C. Conclusions du comité
C. Conclusions du comité
- 325. Le comité observe que le présent cas concerne, d'une part, l'annulation de la concession du local syndical de l'Association syndicale des travailleurs des aqueducs et des égouts (ASTRAA) et, d'autre part, les causes et conséquences du conflit collectif intervenu dans les entreprises Chiriqui Lard Company et PAIS S.A.
- 326. En ce qui concerne l'annulation de la concession du local syndical de l'ASTRAA, le comité note que la gérance de l'Institut costa-ricien des aqueducs et des égouts ne s'est pas conformée A la demande de l'inspection du travail tendant à ce qu'elle autorise l'ASTRAA à utiliser le local syndical qui lui avait été concédé, l'inspection ayant constaté que l'annulation de cette concession était contraire aux dispositions de la convention no 87. Le comité note également que le ministère du Travail a ordonné à l'inspection du travail d'intenter une action en justice contre l'institut en vue de faire appliquer les sanctions prévues en cas d'infraction aux dispositions de la législation du travail. Dans ces conditions, le comité ne peut qu'inviter le gouvernement à continuer de prendre les mesures en son pouvoir pour faire en sorte que l'ASTRAA retrouve au plus tôt la jouissance de son local syndical et le prier de l'informer du résultat de la procédure intentée contre l'Institut costaricien des aqueducs et des égouts.
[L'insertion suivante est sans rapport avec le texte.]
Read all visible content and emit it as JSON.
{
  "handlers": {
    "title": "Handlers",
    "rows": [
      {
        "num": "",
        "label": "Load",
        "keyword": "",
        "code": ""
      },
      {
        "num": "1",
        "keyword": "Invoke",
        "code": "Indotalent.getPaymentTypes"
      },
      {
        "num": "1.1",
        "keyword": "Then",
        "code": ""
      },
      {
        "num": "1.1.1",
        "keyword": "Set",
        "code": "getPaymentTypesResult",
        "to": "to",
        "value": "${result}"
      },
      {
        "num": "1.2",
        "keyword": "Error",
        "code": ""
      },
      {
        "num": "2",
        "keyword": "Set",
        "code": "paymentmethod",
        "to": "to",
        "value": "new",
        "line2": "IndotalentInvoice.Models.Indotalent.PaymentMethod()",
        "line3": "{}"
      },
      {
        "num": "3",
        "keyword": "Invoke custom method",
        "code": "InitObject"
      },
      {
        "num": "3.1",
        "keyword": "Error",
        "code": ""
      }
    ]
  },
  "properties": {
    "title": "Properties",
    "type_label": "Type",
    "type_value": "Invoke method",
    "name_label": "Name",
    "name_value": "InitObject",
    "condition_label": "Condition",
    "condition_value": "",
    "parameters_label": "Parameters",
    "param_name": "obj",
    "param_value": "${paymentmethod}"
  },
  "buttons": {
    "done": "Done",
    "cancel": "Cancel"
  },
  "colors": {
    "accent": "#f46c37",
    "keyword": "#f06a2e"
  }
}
- 327. En ce qui concerne les faits qui, selon les allégations, auraient été à l'origine du conflit collectif intervenu dans l'entreprise Chiriqui Land Company (invalidité de la convention collective signée le 6 septembre 1981 et absence de réponse de l'entreprise à la demande tendant à ce qu'une nouvelle convention soit signée), le comité prend note des informations fournies par l'organisation plaignante et par le gouvernement et observe qu'au dire de celui-ci, la convention collective signée le 8 septembre 1981 est conforme aux dispositions de la législation du travail en vigueur. Le comité estime à cet égard qu'il ne lui appartient pas de formuler des conclusions quart à la validité de cette convention collective, non seulement parce que les éléments d'information dont il dispose à ce sujet sont très minces, mais aussi en raison du temps qui s'est écoulé entre la signature de ladite convention (8 septembre 1981) et la date à 'laquelle l'organisation plaignante a formulé ses allégations (26 avril 1982), soit plus de sept mois pendant lesquels, en principe, la convention collective en question a produit des effets, sans qu'aucune des parties n'ait, semble-t-il, contesté sa validité devant les tribunaux. A cet égard, le comité rappelle que, comme il l'a déjà signalé dans des cas antérieurs, la reconnaissance par un employeur des principaux syndicats représentés dans son entreprise ou du plus représentatif d'entre eux constitue la base même de toute procédure de négociation collective des conditions d'emploi au niveau de l'établissement. Le comité a déjà insisté pour que les autorités compétentes prennent les mesures nécessaires de conciliation afin d'obtenir cette reconnaissance par l'employeur intéressé.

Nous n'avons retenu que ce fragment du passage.